3. Find great people to work with. I am fortunate to work with Paul Pape, Stephanie Grote, and Katie Rozacky, who are all wonderful directors at Vandegrift High School.
4. Students are capable of much more than we sometimes think. There is a wonderful musician in every student. We just have to chip away to make it come out.
    I am a percussionist and when I started 13 years ago, I set up private lessons with our faculty. I asked my mentor at the time, Eddie Green, what instrument I needed to learn first. He said clarinet, so I immediately took a semester of clarinet lessons. Some of the instruments I was great at; on others, I was terrible. Gaining a knowledge of the instruments is hugely important.
    Since Vandegrift opened, I have overseen woodwind instruction, and that background came from my first couple of years as a teacher.
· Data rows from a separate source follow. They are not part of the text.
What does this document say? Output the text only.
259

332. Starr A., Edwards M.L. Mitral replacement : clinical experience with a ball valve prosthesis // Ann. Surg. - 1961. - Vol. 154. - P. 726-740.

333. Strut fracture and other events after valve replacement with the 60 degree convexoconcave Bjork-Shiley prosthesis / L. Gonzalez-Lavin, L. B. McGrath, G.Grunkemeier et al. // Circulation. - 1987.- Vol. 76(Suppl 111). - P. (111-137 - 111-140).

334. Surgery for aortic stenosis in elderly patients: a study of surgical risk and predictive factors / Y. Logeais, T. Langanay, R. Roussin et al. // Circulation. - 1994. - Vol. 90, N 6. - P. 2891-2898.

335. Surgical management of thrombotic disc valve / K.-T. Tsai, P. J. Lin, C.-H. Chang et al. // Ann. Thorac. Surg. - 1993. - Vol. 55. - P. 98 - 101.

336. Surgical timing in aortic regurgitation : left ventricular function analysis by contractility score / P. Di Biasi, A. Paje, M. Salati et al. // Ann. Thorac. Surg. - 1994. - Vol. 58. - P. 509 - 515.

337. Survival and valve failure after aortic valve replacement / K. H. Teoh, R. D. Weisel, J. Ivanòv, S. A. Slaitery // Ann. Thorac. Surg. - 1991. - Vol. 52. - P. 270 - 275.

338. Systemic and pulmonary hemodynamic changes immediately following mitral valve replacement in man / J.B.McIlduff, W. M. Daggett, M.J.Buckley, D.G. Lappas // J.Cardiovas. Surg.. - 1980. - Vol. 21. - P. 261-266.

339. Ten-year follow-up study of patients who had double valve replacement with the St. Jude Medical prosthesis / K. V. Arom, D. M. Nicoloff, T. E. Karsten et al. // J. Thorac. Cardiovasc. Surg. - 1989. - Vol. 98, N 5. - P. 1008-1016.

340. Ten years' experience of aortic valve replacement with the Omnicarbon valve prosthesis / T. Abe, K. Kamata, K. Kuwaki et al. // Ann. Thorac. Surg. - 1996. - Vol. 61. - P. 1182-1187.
The most important thing I learned about woodwinds is how much the mouthpiece, ligature, and reed matter. It means way more than many people think. Obviously, the embouchure matters, but the set-up is often overlooked. With clarinet, horn, trumpet, and oboe, if it is set up wrong, it is just physically difficult to play. I had a teacher who rode me on this topic. That’s when I really started to educate my students on it.
    With all instruments, the general concept is free relaxed vibration, whether vibrating a reed or inside a mouthpiece. Over time you, learn what a correct face and embouchure look like. It all comes back to air. Eddie Green, Tom Shine, and Jeremy Spicer taught me how air should be used correctly, how to use different parts of body, what should not look tense, and how to keep your body calm while moving enough fast air to create great vibrations. Their mentorship has been invaluable to me as a percussionist.